When running, I get a SIGSEGV(-11) error the whole time... I tried to change the reads per batch and also the n-jobs. The last command was:

time qiime feature-classifier classify-sklearn --i-reads dada2/representative_sequences.qza --i-classifier taxonomy/NCBI_16S_classifier.qza --o-classification taxonomy/taxonomy --p-reads-per-batch 1000 --p-n-jobs 5

I change the temp directory to my unit C, and this is the space i have to run it:

Filesystem Size Used Avail Use% Mounted on
rootfs 944G 386G 558G 41% /
none 944G 386G 558G 41% /dev
none 944G 386G 558G 41% /run
none 944G 386G 558G 41% /run/lock
none 944G 386G 558G 41% /run/shm
none 944G 386G 558G 41% /run/user
tmpfs 944G 386G 558G 41% /sys/fs/cgroup
C:\ 944G 386G 558G 41% /mnt/c
D:\ 10G 4.4G 5.7G 44% /mnt/d

What can I do???

Thank you in advance.

Sincerely,

Ana.

SoilRotifer · January 11, 2023, 2:32pm

Hi @Anuka,

It appears your system may not have enough memory. This step often requires 24-64 GB of RAM (sometimes more, sometimes less) depending on the reference database size, and the run settings. More is explained here.

-Mike

Anuka · January 11, 2023, 4:57pm

Hi SoilRotifer,

I've 32 Gb of RAM, and I already run this command before with other samples (and the same library, sometimes a pretraines GG and other times with some personal one) with no troubles...

SoilRotifer · January 11, 2023, 10:33pm

It depends on the size of the reference database. For example, SILVA requires substantially more memory resources than GreenGenes, some custom databases require significantly more. Some custom databases can require close to 128 GB RAM.

How big is your database?

Have you tried reducing the number of jobs, and/or tried a machine with more RAM, as suggested in the post I linked? The more threads you use, in this case, the more RAM you'll require. So, reducing the number of threads may help.

-Mike

Anuka · January 12, 2023, 7:46am

my database has 466.747 kB... but I dont understand why I could use it last week with a subset of these samples and now with 5 more samples I cannot do it.

No I dont have any better computer right now... What do u refer as reducing the number of threads? reducing the numer of reads per batch??

-Ana-

timanix · January 12, 2023, 9:08am

Could you try to set --p-n-jobs to 1 and run the command?
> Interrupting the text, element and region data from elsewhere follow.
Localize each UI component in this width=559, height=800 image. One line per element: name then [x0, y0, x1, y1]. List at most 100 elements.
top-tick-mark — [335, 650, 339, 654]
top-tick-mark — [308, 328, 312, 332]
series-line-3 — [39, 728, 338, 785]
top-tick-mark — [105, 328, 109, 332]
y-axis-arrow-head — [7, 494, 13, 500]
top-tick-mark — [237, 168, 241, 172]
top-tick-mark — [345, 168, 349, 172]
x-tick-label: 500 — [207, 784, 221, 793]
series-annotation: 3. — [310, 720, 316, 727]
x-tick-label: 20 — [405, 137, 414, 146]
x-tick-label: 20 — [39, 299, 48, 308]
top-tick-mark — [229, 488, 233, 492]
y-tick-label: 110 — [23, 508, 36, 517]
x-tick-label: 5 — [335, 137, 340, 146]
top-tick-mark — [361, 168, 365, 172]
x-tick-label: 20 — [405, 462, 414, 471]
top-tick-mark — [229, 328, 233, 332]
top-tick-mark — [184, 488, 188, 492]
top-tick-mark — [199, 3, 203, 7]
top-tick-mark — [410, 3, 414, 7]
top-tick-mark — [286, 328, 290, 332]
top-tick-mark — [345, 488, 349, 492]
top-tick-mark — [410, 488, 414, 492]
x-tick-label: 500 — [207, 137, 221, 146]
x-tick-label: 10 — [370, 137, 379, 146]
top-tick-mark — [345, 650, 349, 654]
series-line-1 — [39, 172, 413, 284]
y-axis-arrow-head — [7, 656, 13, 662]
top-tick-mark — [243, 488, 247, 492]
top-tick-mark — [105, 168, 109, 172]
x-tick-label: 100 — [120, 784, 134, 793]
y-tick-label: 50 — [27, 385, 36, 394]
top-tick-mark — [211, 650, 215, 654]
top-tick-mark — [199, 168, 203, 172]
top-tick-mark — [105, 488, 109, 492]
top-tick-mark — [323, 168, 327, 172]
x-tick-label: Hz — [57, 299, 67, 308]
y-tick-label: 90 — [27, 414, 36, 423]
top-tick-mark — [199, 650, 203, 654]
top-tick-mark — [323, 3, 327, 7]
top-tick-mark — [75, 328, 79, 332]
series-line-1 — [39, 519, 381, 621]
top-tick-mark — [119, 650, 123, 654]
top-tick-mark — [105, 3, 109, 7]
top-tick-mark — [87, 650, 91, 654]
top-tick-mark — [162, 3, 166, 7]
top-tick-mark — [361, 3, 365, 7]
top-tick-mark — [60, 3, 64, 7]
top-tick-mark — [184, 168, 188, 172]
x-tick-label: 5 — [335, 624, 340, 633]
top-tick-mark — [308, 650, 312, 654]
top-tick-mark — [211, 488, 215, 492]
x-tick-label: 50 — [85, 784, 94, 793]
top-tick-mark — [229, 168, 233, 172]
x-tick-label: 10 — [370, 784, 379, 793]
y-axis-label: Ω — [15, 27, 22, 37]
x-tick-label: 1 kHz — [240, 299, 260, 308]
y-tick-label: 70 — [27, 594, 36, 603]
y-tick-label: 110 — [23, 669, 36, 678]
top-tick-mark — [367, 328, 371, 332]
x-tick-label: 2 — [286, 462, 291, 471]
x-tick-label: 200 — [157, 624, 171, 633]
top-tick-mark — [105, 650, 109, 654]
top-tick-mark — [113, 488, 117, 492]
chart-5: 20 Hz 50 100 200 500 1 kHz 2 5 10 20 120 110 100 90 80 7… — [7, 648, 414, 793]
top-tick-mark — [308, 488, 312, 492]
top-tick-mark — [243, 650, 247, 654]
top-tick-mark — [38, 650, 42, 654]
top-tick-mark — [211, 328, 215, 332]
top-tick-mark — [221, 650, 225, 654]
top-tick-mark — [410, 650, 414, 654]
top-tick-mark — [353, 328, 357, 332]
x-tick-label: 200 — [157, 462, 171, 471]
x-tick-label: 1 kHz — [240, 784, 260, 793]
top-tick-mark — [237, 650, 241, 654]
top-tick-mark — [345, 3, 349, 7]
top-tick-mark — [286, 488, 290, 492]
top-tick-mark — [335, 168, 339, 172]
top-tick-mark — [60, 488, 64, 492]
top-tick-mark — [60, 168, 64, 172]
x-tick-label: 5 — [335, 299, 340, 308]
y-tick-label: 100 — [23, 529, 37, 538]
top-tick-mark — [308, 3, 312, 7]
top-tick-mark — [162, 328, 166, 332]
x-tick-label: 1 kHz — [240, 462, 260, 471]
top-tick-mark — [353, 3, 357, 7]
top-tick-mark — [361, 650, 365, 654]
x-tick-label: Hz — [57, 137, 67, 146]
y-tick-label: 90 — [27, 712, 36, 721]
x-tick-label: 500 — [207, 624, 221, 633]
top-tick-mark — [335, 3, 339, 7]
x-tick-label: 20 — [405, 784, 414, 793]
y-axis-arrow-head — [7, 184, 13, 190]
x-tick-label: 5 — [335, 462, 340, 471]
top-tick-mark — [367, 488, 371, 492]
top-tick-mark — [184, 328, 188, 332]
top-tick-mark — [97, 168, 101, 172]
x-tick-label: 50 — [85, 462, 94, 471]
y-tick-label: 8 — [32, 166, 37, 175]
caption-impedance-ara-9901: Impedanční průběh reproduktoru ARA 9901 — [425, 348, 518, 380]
The less jobs are running in the parallel, the less amount of RAM needed.

SoilRotifer · January 12, 2023, 2:30pm

Okay this might be a useful piece of information. What version of QIIME 2 are you running? What operating system? How did you construct your classifier?

If setting --p-n-jobs 1 does not work, can you send me a private message with links to your NCBI_16S_classifier.qza and representative_sequences.qza files via Dropbox or similar service? I'd like to test this out on my end, and make sure that it is not an issue with the files and/or your computer setup, or something else.

-Mike

Anuka · January 12, 2023, 10:11pm

It already worked!!

Took 11 hours, but it worked!! Thank you very much!!

Ana.

SoilRotifer · January 13, 2023, 4:41pm

Thank you for letting us know @Anuka. We're glad it worked!

system · February 13, 2023, 10:42pm

This topic was automatically closed 31 days after the last reply. New replies are no longer allowed.